Я осторожно коснулся лба девочки, держащейся за юбку. И она скрылась в ее складках без следа. Необыкновенно мордастого Ваньку выудил из юбки с другой стороны. Коснулся и его. И лбы у обоих были не жаркие, обыкновенные.

— Раскрой, миленькая, ребенка.

Она раскрыла девочку. Голенькое тельце было усеяно не хуже, чем небо в застывшую морозную ночь. С ног до головы сидели пятнами розеола и мокнущие папулы. Ванька вздумал отбиваться и выть. Пришел Демьян Лукич и мне помог…

— Простуда, что ли? — сказала мать, глядя безмятежными глазами.

— Э-х-эх, простуда,— ворчал Лукич, и жалостливо и брезгливо кривя рот.— Весь Коробовский уезд у них так простужен.

— А с чего ж это? — спрашивала мать, пока я разглядывал ее пятнистые бока и грудь.

— Одевайся,— сказал я.

Затем присел к столу, голову положил на руку и зевнул (она приехала ко мне одной из последних в этот день, и номер ее был 98). Потом заговорил:

— У тебя, тетка, а также у твоих ребят «дурная боль». Опасная, страшная болезнь. Вам всем сейчас же нужно начинать лечиться, и лечиться долго.

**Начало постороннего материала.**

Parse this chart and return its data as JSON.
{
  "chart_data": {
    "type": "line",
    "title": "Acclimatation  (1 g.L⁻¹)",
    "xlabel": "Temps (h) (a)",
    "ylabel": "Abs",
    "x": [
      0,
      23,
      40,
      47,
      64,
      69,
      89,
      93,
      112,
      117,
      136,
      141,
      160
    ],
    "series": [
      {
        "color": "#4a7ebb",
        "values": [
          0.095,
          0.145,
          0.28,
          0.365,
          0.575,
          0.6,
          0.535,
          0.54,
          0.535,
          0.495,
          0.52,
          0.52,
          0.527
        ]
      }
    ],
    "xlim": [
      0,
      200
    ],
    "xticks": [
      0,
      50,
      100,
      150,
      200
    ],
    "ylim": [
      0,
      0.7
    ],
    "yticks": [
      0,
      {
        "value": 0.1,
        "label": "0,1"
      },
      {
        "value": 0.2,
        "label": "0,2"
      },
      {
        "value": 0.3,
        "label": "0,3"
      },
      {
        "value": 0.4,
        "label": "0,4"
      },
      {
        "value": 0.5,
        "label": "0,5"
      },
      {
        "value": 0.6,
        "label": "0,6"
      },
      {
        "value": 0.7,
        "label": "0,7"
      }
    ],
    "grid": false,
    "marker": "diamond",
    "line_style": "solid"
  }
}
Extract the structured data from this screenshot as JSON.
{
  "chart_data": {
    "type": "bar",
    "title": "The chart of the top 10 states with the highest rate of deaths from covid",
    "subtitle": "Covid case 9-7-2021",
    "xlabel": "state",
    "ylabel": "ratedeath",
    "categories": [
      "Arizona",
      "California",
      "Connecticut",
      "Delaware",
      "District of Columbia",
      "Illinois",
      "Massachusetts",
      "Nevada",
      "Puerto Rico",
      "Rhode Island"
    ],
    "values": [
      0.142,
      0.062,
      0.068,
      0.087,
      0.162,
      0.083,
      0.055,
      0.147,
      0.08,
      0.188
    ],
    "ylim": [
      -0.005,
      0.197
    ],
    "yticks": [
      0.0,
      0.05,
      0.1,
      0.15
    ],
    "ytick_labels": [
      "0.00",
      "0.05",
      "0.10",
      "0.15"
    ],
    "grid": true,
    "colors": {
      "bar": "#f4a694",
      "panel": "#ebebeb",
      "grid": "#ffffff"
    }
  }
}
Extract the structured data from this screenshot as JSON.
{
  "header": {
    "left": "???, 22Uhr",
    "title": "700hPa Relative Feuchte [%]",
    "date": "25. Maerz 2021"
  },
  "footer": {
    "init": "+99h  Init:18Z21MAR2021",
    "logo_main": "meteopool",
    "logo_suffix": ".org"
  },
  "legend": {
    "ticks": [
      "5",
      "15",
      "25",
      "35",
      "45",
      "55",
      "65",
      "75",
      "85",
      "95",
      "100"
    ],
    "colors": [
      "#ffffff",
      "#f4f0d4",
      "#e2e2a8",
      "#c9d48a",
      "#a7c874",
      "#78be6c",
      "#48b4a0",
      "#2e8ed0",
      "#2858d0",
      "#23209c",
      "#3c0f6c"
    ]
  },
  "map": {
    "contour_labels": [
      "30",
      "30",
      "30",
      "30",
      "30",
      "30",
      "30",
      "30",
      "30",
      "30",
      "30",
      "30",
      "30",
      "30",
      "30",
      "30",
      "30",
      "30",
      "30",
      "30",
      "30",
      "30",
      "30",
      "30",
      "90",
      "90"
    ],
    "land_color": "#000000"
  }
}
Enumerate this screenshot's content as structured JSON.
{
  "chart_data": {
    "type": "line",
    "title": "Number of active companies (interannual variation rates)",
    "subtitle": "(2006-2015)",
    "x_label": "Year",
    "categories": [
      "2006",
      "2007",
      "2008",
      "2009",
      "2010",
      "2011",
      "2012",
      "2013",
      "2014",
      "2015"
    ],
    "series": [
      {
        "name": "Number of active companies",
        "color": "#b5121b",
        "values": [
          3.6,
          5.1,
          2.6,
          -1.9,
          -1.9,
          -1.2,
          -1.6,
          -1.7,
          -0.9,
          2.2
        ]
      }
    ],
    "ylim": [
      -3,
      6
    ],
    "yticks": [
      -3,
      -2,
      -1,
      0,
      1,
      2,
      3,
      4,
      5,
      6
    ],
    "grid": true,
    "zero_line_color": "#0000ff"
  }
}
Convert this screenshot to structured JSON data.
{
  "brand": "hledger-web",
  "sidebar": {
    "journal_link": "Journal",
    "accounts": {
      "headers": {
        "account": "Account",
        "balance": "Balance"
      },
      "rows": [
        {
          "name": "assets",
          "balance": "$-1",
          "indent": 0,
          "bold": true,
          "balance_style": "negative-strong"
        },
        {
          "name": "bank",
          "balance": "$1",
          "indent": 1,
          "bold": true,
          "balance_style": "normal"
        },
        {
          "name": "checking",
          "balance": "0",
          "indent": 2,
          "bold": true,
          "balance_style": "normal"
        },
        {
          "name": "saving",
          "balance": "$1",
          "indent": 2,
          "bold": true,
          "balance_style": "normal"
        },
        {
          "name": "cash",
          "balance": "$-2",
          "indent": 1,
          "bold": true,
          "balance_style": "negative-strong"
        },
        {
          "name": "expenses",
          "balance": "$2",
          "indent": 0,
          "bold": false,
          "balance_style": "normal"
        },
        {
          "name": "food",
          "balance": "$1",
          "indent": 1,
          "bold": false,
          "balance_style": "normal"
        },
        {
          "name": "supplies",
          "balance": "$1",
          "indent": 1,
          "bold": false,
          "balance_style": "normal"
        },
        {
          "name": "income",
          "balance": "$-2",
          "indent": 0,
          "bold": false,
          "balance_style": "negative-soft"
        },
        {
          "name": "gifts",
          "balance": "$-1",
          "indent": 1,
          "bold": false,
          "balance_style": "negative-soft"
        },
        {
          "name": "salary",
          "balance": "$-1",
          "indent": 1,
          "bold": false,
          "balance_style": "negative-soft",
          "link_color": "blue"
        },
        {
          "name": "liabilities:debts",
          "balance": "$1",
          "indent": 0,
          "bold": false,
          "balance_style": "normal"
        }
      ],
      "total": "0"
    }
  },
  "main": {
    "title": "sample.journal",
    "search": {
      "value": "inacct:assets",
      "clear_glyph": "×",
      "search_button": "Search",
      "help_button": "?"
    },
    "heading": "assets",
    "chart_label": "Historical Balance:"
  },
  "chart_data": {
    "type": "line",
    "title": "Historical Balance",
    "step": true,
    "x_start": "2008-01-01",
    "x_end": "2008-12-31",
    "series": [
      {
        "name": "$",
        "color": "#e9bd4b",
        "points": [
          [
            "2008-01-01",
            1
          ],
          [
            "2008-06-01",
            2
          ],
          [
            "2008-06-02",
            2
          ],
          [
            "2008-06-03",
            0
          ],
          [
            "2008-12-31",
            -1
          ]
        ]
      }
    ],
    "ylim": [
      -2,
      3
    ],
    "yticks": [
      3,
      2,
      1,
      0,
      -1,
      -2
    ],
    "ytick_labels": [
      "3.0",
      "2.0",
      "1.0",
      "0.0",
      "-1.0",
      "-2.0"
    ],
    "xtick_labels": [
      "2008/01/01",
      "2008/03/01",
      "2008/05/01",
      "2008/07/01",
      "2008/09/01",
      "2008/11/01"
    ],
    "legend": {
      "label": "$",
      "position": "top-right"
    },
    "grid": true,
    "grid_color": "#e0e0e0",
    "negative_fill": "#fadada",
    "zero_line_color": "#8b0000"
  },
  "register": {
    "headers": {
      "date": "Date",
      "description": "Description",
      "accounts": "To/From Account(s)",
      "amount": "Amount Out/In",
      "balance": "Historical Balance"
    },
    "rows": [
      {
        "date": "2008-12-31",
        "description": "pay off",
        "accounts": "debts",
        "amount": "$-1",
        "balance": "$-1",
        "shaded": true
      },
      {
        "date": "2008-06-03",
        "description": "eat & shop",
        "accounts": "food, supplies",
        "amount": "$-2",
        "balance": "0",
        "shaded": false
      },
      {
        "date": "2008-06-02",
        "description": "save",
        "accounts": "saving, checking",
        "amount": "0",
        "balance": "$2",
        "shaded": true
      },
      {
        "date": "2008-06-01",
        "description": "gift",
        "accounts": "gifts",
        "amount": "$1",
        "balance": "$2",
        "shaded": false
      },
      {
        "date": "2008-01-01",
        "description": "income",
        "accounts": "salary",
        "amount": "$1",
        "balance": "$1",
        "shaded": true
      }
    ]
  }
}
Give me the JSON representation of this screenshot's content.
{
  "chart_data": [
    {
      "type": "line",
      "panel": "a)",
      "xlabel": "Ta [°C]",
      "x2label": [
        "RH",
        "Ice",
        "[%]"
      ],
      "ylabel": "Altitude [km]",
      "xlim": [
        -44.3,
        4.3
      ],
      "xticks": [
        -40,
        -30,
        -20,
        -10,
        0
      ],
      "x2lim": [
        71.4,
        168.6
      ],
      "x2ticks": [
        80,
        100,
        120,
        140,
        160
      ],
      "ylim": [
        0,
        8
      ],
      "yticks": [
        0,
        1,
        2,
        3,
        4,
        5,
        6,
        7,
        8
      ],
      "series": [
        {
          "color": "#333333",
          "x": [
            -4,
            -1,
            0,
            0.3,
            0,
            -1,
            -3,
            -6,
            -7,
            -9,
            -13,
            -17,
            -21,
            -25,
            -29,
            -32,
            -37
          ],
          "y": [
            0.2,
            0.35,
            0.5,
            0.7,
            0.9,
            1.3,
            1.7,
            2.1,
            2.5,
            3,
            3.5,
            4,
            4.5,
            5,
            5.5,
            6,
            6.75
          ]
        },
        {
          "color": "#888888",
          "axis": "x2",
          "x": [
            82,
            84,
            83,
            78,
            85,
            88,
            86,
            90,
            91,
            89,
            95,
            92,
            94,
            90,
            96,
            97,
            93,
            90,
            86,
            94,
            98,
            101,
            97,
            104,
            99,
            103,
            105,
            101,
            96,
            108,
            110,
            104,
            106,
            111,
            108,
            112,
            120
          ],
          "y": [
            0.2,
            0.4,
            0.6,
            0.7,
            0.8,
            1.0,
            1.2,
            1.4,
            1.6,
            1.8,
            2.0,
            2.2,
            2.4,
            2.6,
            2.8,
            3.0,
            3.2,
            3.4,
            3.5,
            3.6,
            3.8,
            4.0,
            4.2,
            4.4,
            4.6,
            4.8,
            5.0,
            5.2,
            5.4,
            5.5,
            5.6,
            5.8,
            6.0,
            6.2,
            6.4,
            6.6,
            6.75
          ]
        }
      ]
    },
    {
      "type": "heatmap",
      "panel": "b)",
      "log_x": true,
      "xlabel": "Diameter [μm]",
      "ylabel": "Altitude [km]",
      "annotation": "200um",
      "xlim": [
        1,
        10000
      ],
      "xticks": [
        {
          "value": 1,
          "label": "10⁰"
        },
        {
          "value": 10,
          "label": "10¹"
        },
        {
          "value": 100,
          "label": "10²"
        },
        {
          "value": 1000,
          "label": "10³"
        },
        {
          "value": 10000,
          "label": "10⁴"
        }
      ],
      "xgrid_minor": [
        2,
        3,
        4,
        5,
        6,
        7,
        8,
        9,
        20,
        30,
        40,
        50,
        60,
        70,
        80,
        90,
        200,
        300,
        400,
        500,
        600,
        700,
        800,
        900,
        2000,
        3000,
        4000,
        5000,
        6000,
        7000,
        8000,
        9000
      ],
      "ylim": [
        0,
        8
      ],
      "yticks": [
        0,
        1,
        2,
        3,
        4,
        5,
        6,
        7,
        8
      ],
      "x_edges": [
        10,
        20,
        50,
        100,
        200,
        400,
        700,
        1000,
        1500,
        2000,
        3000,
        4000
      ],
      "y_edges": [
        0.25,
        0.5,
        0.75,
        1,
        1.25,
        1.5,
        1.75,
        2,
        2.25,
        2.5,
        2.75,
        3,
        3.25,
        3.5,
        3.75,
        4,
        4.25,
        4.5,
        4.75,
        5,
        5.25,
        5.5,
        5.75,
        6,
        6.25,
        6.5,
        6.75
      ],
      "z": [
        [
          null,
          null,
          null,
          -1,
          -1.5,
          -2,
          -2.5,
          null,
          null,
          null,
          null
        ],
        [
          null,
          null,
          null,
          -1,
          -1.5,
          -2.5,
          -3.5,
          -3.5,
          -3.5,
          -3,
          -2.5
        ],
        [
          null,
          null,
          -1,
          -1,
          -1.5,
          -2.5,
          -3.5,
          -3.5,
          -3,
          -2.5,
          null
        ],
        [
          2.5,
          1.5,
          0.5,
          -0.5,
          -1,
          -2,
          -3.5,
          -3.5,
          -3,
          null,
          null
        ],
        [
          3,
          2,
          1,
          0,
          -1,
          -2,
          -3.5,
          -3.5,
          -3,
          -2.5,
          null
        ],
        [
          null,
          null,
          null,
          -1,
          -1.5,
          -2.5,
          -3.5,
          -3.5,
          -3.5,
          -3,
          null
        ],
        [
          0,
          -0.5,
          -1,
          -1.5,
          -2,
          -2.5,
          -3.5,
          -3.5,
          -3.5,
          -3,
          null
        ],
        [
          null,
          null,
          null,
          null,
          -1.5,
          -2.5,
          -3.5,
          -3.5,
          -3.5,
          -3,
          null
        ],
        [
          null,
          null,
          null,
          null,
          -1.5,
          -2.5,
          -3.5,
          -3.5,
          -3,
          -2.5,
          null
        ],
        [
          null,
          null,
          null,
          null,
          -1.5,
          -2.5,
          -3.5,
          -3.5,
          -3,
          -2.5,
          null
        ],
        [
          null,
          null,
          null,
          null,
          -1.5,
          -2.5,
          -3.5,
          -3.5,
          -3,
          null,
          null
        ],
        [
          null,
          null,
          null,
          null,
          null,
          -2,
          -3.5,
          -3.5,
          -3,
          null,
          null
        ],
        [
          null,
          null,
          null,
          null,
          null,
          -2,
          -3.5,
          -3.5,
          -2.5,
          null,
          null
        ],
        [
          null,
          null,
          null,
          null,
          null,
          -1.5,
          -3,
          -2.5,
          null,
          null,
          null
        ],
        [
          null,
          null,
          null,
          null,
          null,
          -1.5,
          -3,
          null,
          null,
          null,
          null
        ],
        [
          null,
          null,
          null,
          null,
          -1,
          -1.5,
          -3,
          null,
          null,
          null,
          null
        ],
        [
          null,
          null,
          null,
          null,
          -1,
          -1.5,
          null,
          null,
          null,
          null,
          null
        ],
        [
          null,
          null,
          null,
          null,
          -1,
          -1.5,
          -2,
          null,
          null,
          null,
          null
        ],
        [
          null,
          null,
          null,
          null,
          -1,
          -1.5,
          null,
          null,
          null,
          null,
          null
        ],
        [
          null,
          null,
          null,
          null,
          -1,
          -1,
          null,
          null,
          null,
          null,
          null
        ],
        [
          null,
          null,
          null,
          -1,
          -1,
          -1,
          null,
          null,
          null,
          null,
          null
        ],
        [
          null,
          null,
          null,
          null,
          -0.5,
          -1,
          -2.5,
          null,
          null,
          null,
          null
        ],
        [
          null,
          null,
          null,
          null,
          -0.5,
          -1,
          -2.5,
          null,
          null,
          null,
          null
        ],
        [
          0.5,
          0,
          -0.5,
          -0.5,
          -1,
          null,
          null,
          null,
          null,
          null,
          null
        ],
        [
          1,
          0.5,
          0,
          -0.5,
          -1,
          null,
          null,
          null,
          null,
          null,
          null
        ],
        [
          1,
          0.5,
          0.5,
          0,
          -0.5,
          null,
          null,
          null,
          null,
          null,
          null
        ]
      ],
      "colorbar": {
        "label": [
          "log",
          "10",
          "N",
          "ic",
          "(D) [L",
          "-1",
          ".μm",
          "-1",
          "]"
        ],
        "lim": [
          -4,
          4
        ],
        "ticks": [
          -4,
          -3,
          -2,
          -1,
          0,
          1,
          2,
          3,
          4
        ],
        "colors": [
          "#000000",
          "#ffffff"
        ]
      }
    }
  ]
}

Как жалко, что словами трудно изобразить недоверие в выпуклых голубых бабьих глазах. Она повернула младенца, как полено, на руках, тупо поглядела на ножки и спросила:

— Скудова же это?

Потом криво усмехнулась.

— Скудова — неинтересно,— отозвался я, закуривая пятидесятую папиросу за этот день,— другое ты лучше спроси, что будет с твоими ребятами, если не станешь лечить.

— А что? Ничаво не будет,— ответила она и стала заворачивать младенца в пеленки.

У меня перед глазами лежали часы на столике. Как сейчас помню, что поговорил я не более трех минут, и баба зарыдала. И я очень был рад этим слезам, потому что только благодаря им, вызванным моими нарочито жесткими и пугающими словами, стала возможна дальнейшая часть разговора:

— Итак, они остаются. Демьян Лукич, вы поместите их во флигеле. С тифозными мы справимся во второй палате. Завтра я поеду в город и добьюсь разрешения открыть стационарное отделение для сифилитиков.

Великий интерес вспыхнул в глазах фельдшера.

— Что вы, доктор,— отозвался он (великий скептик был),— да как же мы управимся одни?! А препараты? Лишних сиделок нету… А готовить?.. А посуда, шприцы?!

Но я тупо, упрямо помотал головой и отозвался:

— Добьюсь!

* * *

Прошел месяц…

В трех комнатах занесенного снегом флигелька горели лампы с жестяными абажурами. На постелях бельишко было рваное. Два шприца всего было. Маленький однограммовый и пятиграммовый — люэр. Словом, это была жалостливая, занесенная снегом бедность. Но… Гордо лежал отдельно шприц, при помощи которого я, мысленно замирая от страха, несколько раз уже делал новые для меня, еще загадочные и трудные вливания сальварсана.

И еще: на душе у меня было гораздо спокойнее — во флигельке лежали семь мужчин и пять женщин, и с каждым днем таяла у меня на глазах звездная сыпь.